By this metric, Sysco Corporation (SYY) is the more undervalued stock at a PEG of 0. 29x versus Sprouts Farmers Market, Inc. 's 0. 88x. A PEG below 1. 0 is traditionally considered the threshold for growth-adjusted undervaluation. On forward earnings alone, The Simply Good Foods Company (SMPL) trades at 7. 4x forward P/E versus 15. 8x for Sysco Corporation — 8. 4x cheaper on a one-year earnings basis. Analyst consensus price targets imply the most upside for HAIN: 77. 3% to $1. 17.

08

Which pays a better dividend — AQB or SFM or HAIN or SYY or SMPL?

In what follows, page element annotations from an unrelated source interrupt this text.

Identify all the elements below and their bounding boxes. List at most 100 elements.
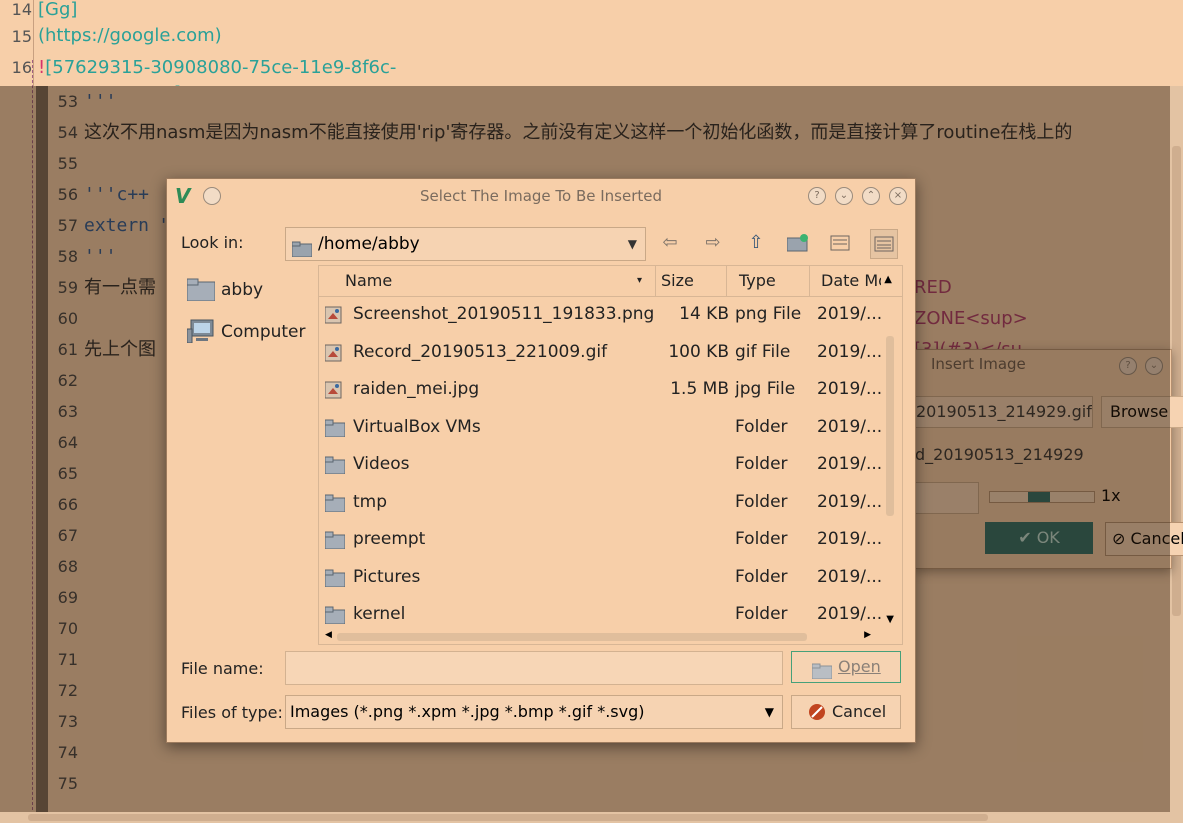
files-of-type-combo[interactable]: Images (*.png *.xpm *.jpg *.bmp *.gif *.… [285, 695, 783, 729]
file-date: 2019/... [817, 379, 883, 399]
minimize-icon[interactable]: ⌄ [835, 187, 853, 205]
cancel-button[interactable]: Cancel [791, 695, 901, 729]
file-size: 1.5 MB [670, 379, 729, 399]
file-date: 2019/... [817, 529, 883, 549]
file-type: Folder [735, 416, 788, 437]
file-type: Folder [735, 604, 788, 624]
file-row[interactable]: preempt Folder 2019/... [319, 521, 885, 558]
file-date: 2019/... [817, 416, 883, 437]
file-row[interactable]: tmp Folder 2019/... [319, 484, 885, 521]
parent-directory-icon[interactable]: ⇧ [743, 229, 769, 257]
file-list-horizontal-scrollbar[interactable]: ◀ ▶ [325, 630, 895, 644]
dropdown-arrow-icon[interactable]: ▼ [765, 696, 774, 728]
file-type: Folder [735, 566, 788, 587]
file-name: kernel [353, 604, 406, 624]
image-file-icon [324, 344, 343, 367]
forward-icon[interactable]: ⇨ [700, 229, 726, 257]
folder-icon [324, 456, 346, 479]
file-name: Pictures [353, 566, 421, 587]
line-number: 15 [11, 27, 32, 46]
file-name: tmp [353, 491, 388, 512]
file-name: Videos [353, 454, 410, 474]
files-of-type-label: Files of type: [181, 703, 283, 722]
editor-horizontal-scrollbar[interactable] [0, 812, 1183, 823]
file-type: png File [735, 304, 802, 324]
file-row[interactable]: Record_20190513_221009.gif 100 KB gif File… [319, 334, 885, 371]
folder-icon [291, 236, 313, 268]
folder-icon [324, 569, 346, 592]
file-date: 2019/... [817, 341, 883, 362]
file-type: Folder [735, 454, 788, 474]
cancel-label: Cancel [832, 702, 887, 721]
maximize-icon[interactable]: ⌃ [862, 187, 880, 205]
folder-icon [186, 277, 216, 315]
scroll-right-icon[interactable]: ▶ [864, 630, 871, 640]
file-date: 2019/... [817, 604, 883, 624]
help-icon[interactable]: ? [808, 187, 826, 205]
scroll-thumb[interactable] [886, 336, 894, 516]
file-dialog: V Select The Image To Be Inserted ? ⌄ ⌃ … [166, 178, 916, 743]
place-label: Computer [221, 322, 306, 342]
column-type[interactable]: Type [733, 266, 810, 296]
file-row[interactable]: VirtualBox VMs Folder 2019/... [319, 409, 885, 446]
column-date[interactable]: Date Mo [815, 266, 881, 296]
file-name: preempt [353, 529, 426, 549]
look-in-combo[interactable]: /home/abby ▼ [285, 227, 646, 261]
list-view-icon[interactable] [827, 229, 853, 257]
scroll-thumb[interactable] [28, 814, 988, 821]
file-date: 2019/... [817, 491, 883, 512]
file-name: raiden_mei.jpg [353, 379, 480, 399]
file-type: Folder [735, 529, 788, 549]
file-size: 100 KB [668, 341, 729, 362]
dropdown-arrow-icon[interactable]: ▼ [628, 228, 637, 260]
back-icon[interactable]: ⇦ [657, 229, 683, 257]
image-file-icon [324, 381, 343, 404]
file-type: gif File [735, 341, 791, 362]
column-label: Name [345, 271, 393, 290]
file-row[interactable]: Pictures Folder 2019/... [319, 559, 885, 596]
file-list[interactable]: Name ▾ Size Type Date Mo ▲ Screenshot_201… [318, 265, 903, 645]
new-folder-icon[interactable] [785, 229, 811, 257]
line-number: 16 [11, 58, 32, 77]
markdown-link[interactable]: [Gg](https://google.com) [38, 0, 222, 49]
file-list-header: Name ▾ Size Type Date Mo ▲ [319, 266, 902, 297]
open-label: Open [838, 657, 881, 676]
open-button[interactable]: Open [791, 651, 901, 683]
folder-icon [324, 531, 346, 554]
place-abby[interactable]: abby [181, 271, 317, 313]
file-type: Folder [735, 491, 788, 512]
file-row[interactable]: Screenshot_20190511_191833.png 14 KB png F… [319, 296, 885, 333]
editor-top[interactable]: 14 [Gg](https://google.com) 15 16 ![5762… [0, 0, 1183, 130]
column-name[interactable]: Name ▾ [339, 266, 656, 296]
file-date: 2019/... [817, 566, 883, 587]
place-computer[interactable]: Computer [181, 313, 317, 355]
scroll-thumb[interactable] [337, 633, 807, 641]
file-name-label: File name: [181, 659, 264, 678]
column-size[interactable]: Size [655, 266, 727, 296]
dialog-titlebar[interactable]: V Select The Image To Be Inserted ? ⌄ ⌃ … [167, 179, 915, 213]
image-file-icon [324, 306, 343, 329]
scroll-up-icon[interactable]: ▲ [884, 274, 892, 285]
scroll-down-icon[interactable]: ▼ [886, 614, 894, 625]
files-of-type-value: Images (*.png *.xpm *.jpg *.bmp *.gif *.… [290, 702, 645, 721]
detail-view-icon[interactable] [870, 229, 898, 259]
computer-icon [186, 319, 215, 357]
dialog-title: Select The Image To Be Inserted [419, 187, 663, 205]
close-icon[interactable]: × [889, 187, 907, 205]
file-row[interactable]: kernel Folder 2019/... [319, 596, 885, 633]
file-date: 2019/... [817, 454, 883, 474]
cancel-icon [808, 696, 826, 732]
file-name: VirtualBox VMs [353, 416, 481, 437]
line-number: 14 [11, 0, 32, 19]
places-sidebar: abby Computer [181, 271, 317, 355]
file-row[interactable]: raiden_mei.jpg 1.5 MB jpg File 2019/... [319, 371, 885, 408]
file-list-vertical-scrollbar[interactable] [884, 296, 896, 630]
look-in-value: /home/abby [318, 234, 420, 254]
scroll-left-icon[interactable]: ◀ [325, 630, 332, 640]
file-name: Record_20190513_221009.gif [353, 341, 608, 362]
look-in-label: Look in: [181, 233, 244, 252]
place-label: abby [221, 280, 264, 300]
folder-icon [324, 606, 346, 629]
file-name-input[interactable] [285, 651, 783, 685]
file-row[interactable]: Videos Folder 2019/... [319, 446, 885, 483]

In this comparison, SYY (2.

8% yield) pays a dividend. AQB, SFM, HAIN, SMPL do not pay a meaningful dividend and should not be held primarily for income.

09

Is AQB or SFM or HAIN or SYY or SMPL better for a retirement portfolio?

For long-horizon retirement investors, Sysco Corporation (SYY) is the stronger choice — it scores higher on the combination of lower volatility, dividend reliability, and long-term compounding (low volatility (β 0.

46), 2. 8% yield). The Hain Celestial Group, Inc. (HAIN) carries a higher beta of 2. 19 — meaning larger drawdowns in market downturns, which matters significantly when you cannot wait years for a recovery. Both have compounded well over 10 years (SYY: +81. 3%, HAIN: -98. 6%), confirming both are viable long-term holds — but the lower-volatility option typically results in less emotional selling during corrections. Retirement portfolios generally favour predictability over maximum returns. Consult a financial advisor before making allocation decisions.

10

What are the main differences between AQB and SFM and HAIN and SYY and SMPL?

Both stocks operate in the Consumer Defensive sector, making this a peer-level intra-sector comparison — the same macro tailwinds and headwinds will affect both.

In terms of investment character: AQB is a small-cap quality compounder stock; SFM is a small-cap deep-value stock; HAIN is a small-cap quality compounder stock; SYY is a mid-cap quality compounder stock; SMPL is a small-cap deep-value stock. SYY pays a dividend while AQB, SFM, HAIN, SMPL do not, making them suitable for different income and tax situations. These fundamental differences mean investors should not choose between them on a single metric — the "better stock" depends entirely on which of these characteristics aligns with your investment strategy.